Paris-based think-tank OECD today scaled down India's growth estimate to 5.3 percent for 2013 from 5.9 percent, and cautioned that structural bottlenecks could further constrain investment and growth potential.
Also read: Economy probably grew 4.8% during Jan-March: PollThe OECD Economic Outlook report said, however, that the "GDP growth is projected to rise gradually over the next two years... Significantly more growth would be forthcoming if structural bottlenecks were swept away by fundamental structural reforms".

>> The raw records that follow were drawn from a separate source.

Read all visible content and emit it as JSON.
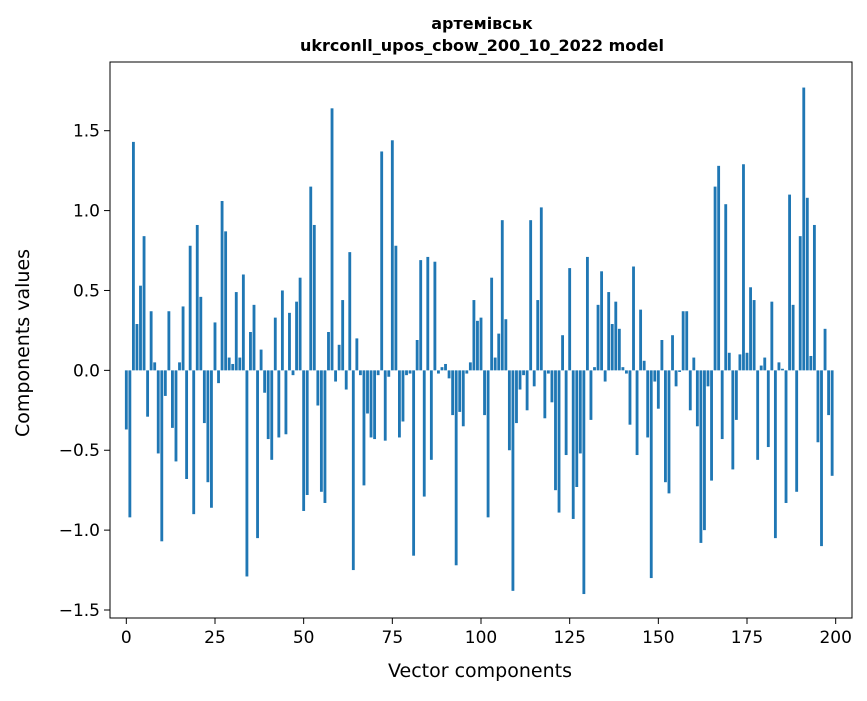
{
  "chart_data": {
    "type": "bar",
    "title": "артемівськ",
    "subtitle": "ukrconll_upos_cbow_200_10_2022 model",
    "xlabel": "Vector components",
    "ylabel": "Components values",
    "xlim": [
      -4.6,
      204.6
    ],
    "ylim": [
      -1.55,
      1.93
    ],
    "x_ticks": [
      0,
      25,
      50,
      75,
      100,
      125,
      150,
      175,
      200
    ],
    "x_tick_labels": [
      "0",
      "25",
      "50",
      "75",
      "100",
      "125",
      "150",
      "175",
      "200"
    ],
    "y_ticks": [
      -1.5,
      -1.0,
      -0.5,
      0.0,
      0.5,
      1.0,
      1.5
    ],
    "y_tick_labels": [
      "−1.5",
      "−1.0",
      "−0.5",
      "0.0",
      "0.5",
      "1.0",
      "1.5"
    ],
    "bar_color": "#1f77b4",
    "grid": false,
    "legend": "none",
    "x": [
      0,
      1,
      2,
      3,
      4,
      5,
      6,
      7,
      8,
      9,
      10,
      11,
      12,
      13,
      14,
      15,
      16,
      17,
      18,
      19,
      20,
      21,
      22,
      23,
      24,
      25,
      26,
      27,
      28,
      29,
      30,
      31,
      32,
      33,
      34,
      35,
      36,
      37,
      38,
      39,
      40,
      41,
      42,
      43,
      44,
      45,
      46,
      47,
      48,
      49,
      50,
      51,
      52,
      53,
      54,
      55,
      56,
      57,
      58,
      59,
      60,
      61,
      62,
      63,
      64,
      65,
      66,
      67,
      68,
      69,
      70,
      71,
      72,
      73,
      74,
      75,
      76,
      77,
      78,
      79,
      80,
      81,
      82,
      83,
      84,
      85,
      86,
      87,
      88,
      89,
      90,
      91,
      92,
      93,
      94,
      95,
      96,
      97,
      98,
      99,
      100,
      101,
      102,
      103,
      104,
      105,
      106,
      107,
      108,
      109,
      110,
      111,
      112,
      113,
      114,
      115,
      116,
      117,
      118,
      119,
      120,
      121,
      122,
      123,
      124,
      125,
      126,
      127,
      128,
      129,
      130,
      131,
      132,
      133,
      134,
      135,
      136,
      137,
      138,
      139,
      140,
      141,
      142,
      143,
      144,
      145,
      146,
      147,
      148,
      149,
      150,
      151,
      152,
      153,
      154,
      155,
      156,
      157,
      158,
      159,
      160,
      161,
      162,
      163,
      164,
      165,
      166,
      167,
      168,
      169,
      170,
      171,
      172,
      173,
      174,
      175,
      176,
      177,
      178,
      179,
      180,
      181,
      182,
      183,
      184,
      185,
      186,
      187,
      188,
      189,
      190,
      191,
      192,
      193,
      194,
      195,
      196,
      197,
      198,
      199
    ],
    "values": [
      -0.37,
      -0.92,
      1.43,
      0.29,
      0.53,
      0.84,
      -0.29,
      0.37,
      0.05,
      -0.52,
      -1.07,
      -0.16,
      0.37,
      -0.36,
      -0.57,
      0.05,
      0.4,
      -0.68,
      0.78,
      -0.9,
      0.91,
      0.46,
      -0.33,
      -0.7,
      -0.86,
      0.3,
      -0.08,
      1.06,
      0.87,
      0.08,
      0.04,
      0.49,
      0.08,
      0.6,
      -1.29,
      0.24,
      0.41,
      -1.05,
      0.13,
      -0.14,
      -0.43,
      -0.56,
      0.33,
      -0.42,
      0.5,
      -0.4,
      0.36,
      -0.03,
      0.43,
      0.58,
      -0.88,
      -0.78,
      1.15,
      0.91,
      -0.22,
      -0.76,
      -0.83,
      0.24,
      1.64,
      -0.07,
      0.16,
      0.44,
      -0.12,
      0.74,
      -1.25,
      0.2,
      -0.03,
      -0.72,
      -0.27,
      -0.42,
      -0.43,
      -0.03,
      1.37,
      -0.44,
      -0.04,
      1.44,
      0.78,
      -0.42,
      -0.32,
      -0.03,
      -0.02,
      -1.16,
      0.19,
      0.69,
      -0.79,
      0.71,
      -0.56,
      0.68,
      -0.02,
      0.02,
      0.04,
      -0.05,
      -0.28,
      -1.22,
      -0.26,
      -0.35,
      -0.02,
      0.05,
      0.44,
      0.31,
      0.33,
      -0.28,
      -0.92,
      0.58,
      0.08,
      0.23,
      0.94,
      0.32,
      -0.5,
      -1.38,
      -0.33,
      -0.12,
      -0.03,
      -0.25,
      0.94,
      -0.1,
      0.44,
      1.02,
      -0.3,
      -0.02,
      -0.2,
      -0.75,
      -0.89,
      0.22,
      -0.53,
      0.64,
      -0.93,
      -0.73,
      -0.52,
      -1.4,
      0.71,
      -0.31,
      0.02,
      0.41,
      0.62,
      -0.07,
      0.49,
      0.29,
      0.43,
      0.26,
      0.02,
      -0.02,
      -0.34,
      0.65,
      -0.53,
      0.38,
      0.06,
      -0.42,
      -1.3,
      -0.07,
      -0.24,
      0.19,
      -0.7,
      -0.77,
      0.22,
      -0.1,
      -0.01,
      0.37,
      0.37,
      -0.25,
      0.08,
      -0.35,
      -1.08,
      -1.0,
      -0.1,
      -0.69,
      1.15,
      1.28,
      -0.43,
      1.04,
      0.11,
      -0.62,
      -0.31,
      0.1,
      1.29,
      0.11,
      0.52,
      0.44,
      -0.56,
      0.03,
      0.08,
      -0.48,
      0.43,
      -1.05,
      0.05,
      0.01,
      -0.83,
      1.1,
      0.41,
      -0.76,
      0.84,
      1.77,
      1.08,
      0.09,
      0.91,
      -0.45,
      -1.1,
      0.26,
      -0.28,
      -0.66
    ]
  }
}
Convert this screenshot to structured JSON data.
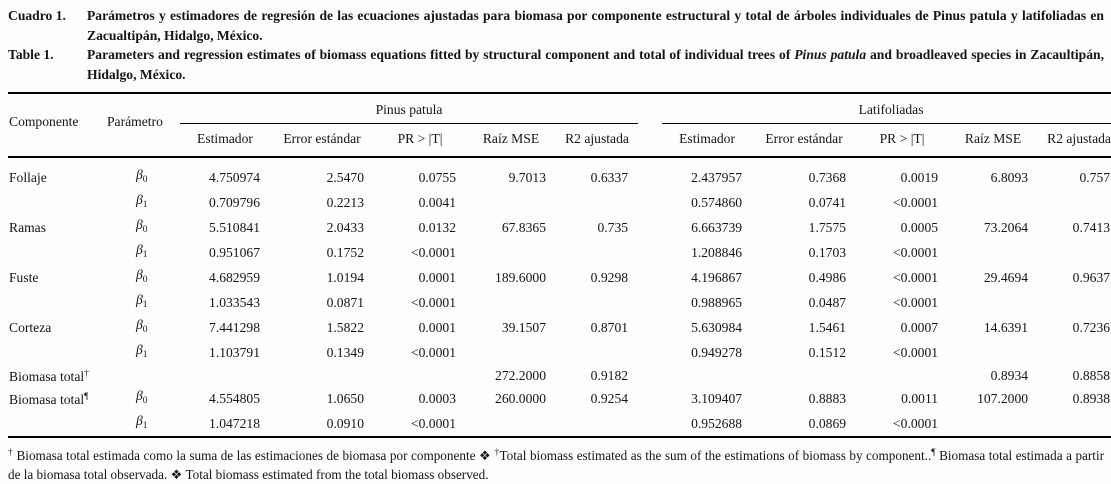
{
  "captions": {
    "es": {
      "label": "Cuadro 1.",
      "text": "Parámetros y estimadores de regresión de las ecuaciones ajustadas para biomasa por componente estructural y total de árboles individuales de Pinus patula y latifoliadas en Zacualtipán, Hidalgo, México."
    },
    "en": {
      "label": "Table 1.",
      "text_before_italic": "Parameters and regression estimates of biomass equations fitted by structural component and total of individual trees of ",
      "italic": "Pinus patula",
      "text_after_italic": " and broadleaved species in Zacaultipán, Hidalgo, México."
    }
  },
  "table": {
    "row_header_columns": {
      "component": "Componente",
      "parameter": "Parámetro"
    },
    "groups": [
      {
        "label": "Pinus patula",
        "columns": [
          "Estimador",
          "Error estándar",
          "PR > |T|",
          "Raíz MSE",
          "R2 ajustada"
        ]
      },
      {
        "label": "Latifoliadas",
        "columns": [
          "Estimador",
          "Error estándar",
          "PR > |T|",
          "Raíz MSE",
          "R2 ajustada"
        ]
      }
    ],
    "rows": [
      {
        "component": "Follaje",
        "sup": "",
        "param": "β0",
        "pinus": [
          "4.750974",
          "2.5470",
          "0.0755",
          "9.7013",
          "0.6337"
        ],
        "lati": [
          "2.437957",
          "0.7368",
          "0.0019",
          "6.8093",
          "0.757"
        ]
      },
      {
        "component": "",
        "sup": "",
        "param": "β1",
        "pinus": [
          "0.709796",
          "0.2213",
          "0.0041",
          "",
          ""
        ],
        "lati": [
          "0.574860",
          "0.0741",
          "<0.0001",
          "",
          ""
        ]
      },
      {
        "component": "Ramas",
        "sup": "",
        "param": "β0",
        "pinus": [
          "5.510841",
          "2.0433",
          "0.0132",
          "67.8365",
          "0.735"
        ],
        "lati": [
          "6.663739",
          "1.7575",
          "0.0005",
          "73.2064",
          "0.7413"
        ]
      },
      {
        "component": "",
        "sup": "",
        "param": "β1",
        "pinus": [
          "0.951067",
          "0.1752",
          "<0.0001",
          "",
          ""
        ],
        "lati": [
          "1.208846",
          "0.1703",
          "<0.0001",
          "",
          ""
        ]
      },
      {
        "component": "Fuste",
        "sup": "",
        "param": "β0",
        "pinus": [
          "4.682959",
          "1.0194",
          "0.0001",
          "189.6000",
          "0.9298"
        ],
        "lati": [
          "4.196867",
          "0.4986",
          "<0.0001",
          "29.4694",
          "0.9637"
        ]
      },
      {
        "component": "",
        "sup": "",
        "param": "β1",
        "pinus": [
          "1.033543",
          "0.0871",
          "<0.0001",
          "",
          ""
        ],
        "lati": [
          "0.988965",
          "0.0487",
          "<0.0001",
          "",
          ""
        ]
      },
      {
        "component": "Corteza",
        "sup": "",
        "param": "β0",
        "pinus": [
          "7.441298",
          "1.5822",
          "0.0001",
          "39.1507",
          "0.8701"
        ],
        "lati": [
          "5.630984",
          "1.5461",
          "0.0007",
          "14.6391",
          "0.7236"
        ]
      },
      {
        "component": "",
        "sup": "",
        "param": "β1",
        "pinus": [
          "1.103791",
          "0.1349",
          "<0.0001",
          "",
          ""
        ],
        "lati": [
          "0.949278",
          "0.1512",
          "<0.0001",
          "",
          ""
        ]
      },
      {
        "component": "Biomasa total",
        "sup": "†",
        "param": "",
        "pinus": [
          "",
          "",
          "",
          "272.2000",
          "0.9182"
        ],
        "lati": [
          "",
          "",
          "",
          "0.8934",
          "0.8858"
        ]
      },
      {
        "component": "Biomasa total",
        "sup": "¶",
        "param": "β0",
        "pinus": [
          "4.554805",
          "1.0650",
          "0.0003",
          "260.0000",
          "0.9254"
        ],
        "lati": [
          "3.109407",
          "0.8883",
          "0.0011",
          "107.2000",
          "0.8938"
        ]
      },
      {
        "component": "",
        "sup": "",
        "param": "β1",
        "pinus": [
          "1.047218",
          "0.0910",
          "<0.0001",
          "",
          ""
        ],
        "lati": [
          "0.952688",
          "0.0869",
          "<0.0001",
          "",
          ""
        ]
      }
    ]
  },
  "footnote": {
    "segments": [
      {
        "sup": "†"
      },
      {
        "text": " Biomasa total estimada como la suma de las estimaciones de biomasa por componente ❖ "
      },
      {
        "sup": "†"
      },
      {
        "text": "Total biomass estimated as the sum of the estimations of biomass by component.."
      },
      {
        "sup": "¶"
      },
      {
        "text": " Biomasa total estimada a partir de la biomasa total observada. ❖ Total biomass estimated from the total biomass observed."
      }
    ]
  }
}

The Organisation for Economic Cooperation and Development (OECD) had projected 5.9 percent growth in November 2012. The latest report said that the growth should gradually recover in 2013 as efforts to speed up the approval of large investment projects and the partial deregulation of foreign direct investment take effect.
"Fiscal tightening and the new fiscal consolidation roadmap are welcome and should allow monetary policy to be eased further. On-going efforts to better target household transfers are commendable although further progress is needed," the OECD said. It further said that with inflation projected to decline, the Reserve Bank of India could ease monetary policy provided the government sticks to its fiscal consolidation plans.
"The large Current Account Deficit may, however, make it difficult to cut interest rates significantly," it said. However, subsidies could be better targeted and more revenues could be raised in a less distorted way, it added. Talking about India's neighbour China, OECD forecast that its economy would grow 7.8 percent this year, down from a previous estimate of 8.5 percent. It also noted that "until around 2020, China is set to have the highest growth rate among major countries, but could be then surpassed by India".